We also want to collect the def if it is live-through. If we only collect uses, we may skip a trivially rematerializable def that is used in a low RP region but is increasing RP for a high RP region due to being live-through.

870

Updated to also remove Reg from all regions' LiveIns set and re-calculate RP for regions where the Reg was live-in including regions not at MinOccupancy. This should keep cached Pressure and LiveIns up to date after sinking.

903

I am not sure if we can call updateRegionBoundaries. If we sink two defs and both regions are now empty, it will not be possible to tell which def belonged to which region because both will point to the end of block iterator.

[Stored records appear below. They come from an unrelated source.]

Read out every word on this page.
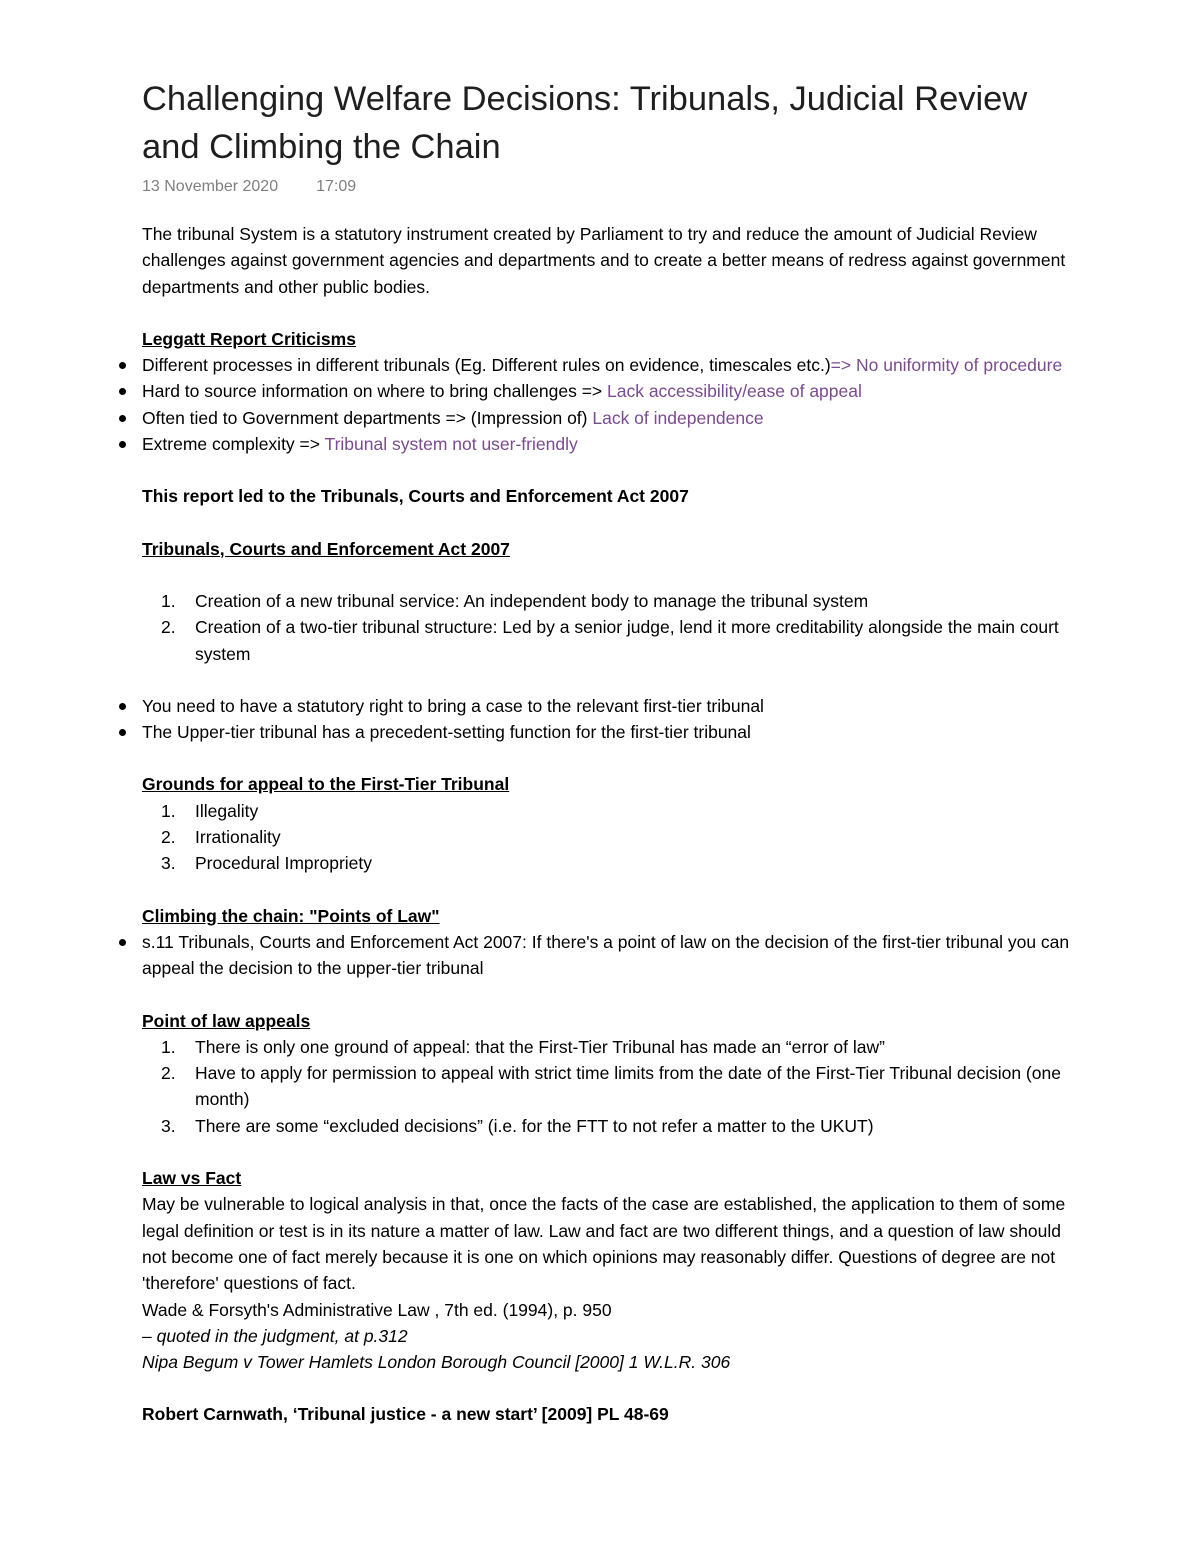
Challenging Welfare Decisions: Tribunals, Judicial Review and Climbing the Chain
13 November 2020 17:09

The tribunal System is a statutory instrument created by Parliament to try and reduce the amount of Judicial Review challenges against government agencies and departments and to create a better means of redress against government departments and other public bodies.

Leggatt Report Criticisms

Different processes in different tribunals (Eg. Different rules on evidence, timescales etc.)=> No uniformity of procedure
Hard to source information on where to bring challenges => Lack accessibility/ease of appeal
Often tied to Government departments => (Impression of) Lack of independence
Extreme complexity => Tribunal system not user-friendly

This report led to the Tribunals, Courts and Enforcement Act 2007

Tribunals, Courts and Enforcement Act 2007

1.	Creation of a new tribunal service: An independent body to manage the tribunal system
2.	Creation of a two-tier tribunal structure: Led by a senior judge, lend it more creditability alongside the main court system
You need to have a statutory right to bring a case to the relevant first-tier tribunal
The Upper-tier tribunal has a precedent-setting function for the first-tier tribunal

Grounds for appeal to the First-Tier Tribunal

1.	Illegality
2.	Irrationality
3.	Procedural Impropriety

Climbing the chain: "Points of Law"

s.11 Tribunals, Courts and Enforcement Act 2007: If there's a point of law on the decision of the first-tier tribunal you can appeal the decision to the upper-tier tribunal

Point of law appeals

1.	There is only one ground of appeal: that the First-Tier Tribunal has made an “error of law”
2.	Have to apply for permission to appeal with strict time limits from the date of the First-Tier Tribunal decision (one month)
3.	There are some “excluded decisions” (i.e. for the FTT to not refer a matter to the UKUT)

Law vs Fact

May be vulnerable to logical analysis in that, once the facts of the case are established, the application to them of some legal definition or test is in its nature a matter of law. Law and fact are two different things, and a question of law should not become one of fact merely because it is one on which opinions may reasonably differ. Questions of degree are not 'therefore' questions of fact.

Wade & Forsyth's Administrative Law , 7th ed. (1994), p. 950

– quoted in the judgment, at p.312

Nipa Begum v Tower Hamlets London Borough Council [2000] 1 W.L.R. 306

Robert Carnwath, ‘Tribunal justice - a new start’ [2009] PL 48-69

rampitec added inline comments.Apr 1 2022, 11:44 AM
llvm/lib/Target/AMDGPU/GCNSchedStrategy.cpp
739

The point is: codegen with and without debug info shall not differ. With this code it will.

783

There can be a lot of regions, I'd better switch to a map indexed by Idx rather than live huge unused chunks of vectors.

993

Return the newline.

vangthao updated this revision to Diff 420289.Apr 4 2022, 1:13 PM

Rebase and address review comments.

vangthao marked 4 inline comments as done.Apr 4 2022, 1:17 PM
vangthao added inline comments.
llvm/lib/Target/AMDGPU/GCNSchedStrategy.cpp
870

Actually we also need to update the region where the def was sunk from so cached Pressure is not up to date. Added a FIXME.

rampitec accepted this revision.Apr 4 2022, 4:37 PM

LGTM

This revision is now accepted and ready to land.Apr 4 2022, 4:37 PM
This revision was landed with ongoing or failed builds.Apr 8 2022, 1:08 PM
This revision was automatically updated to reflect the committed changes.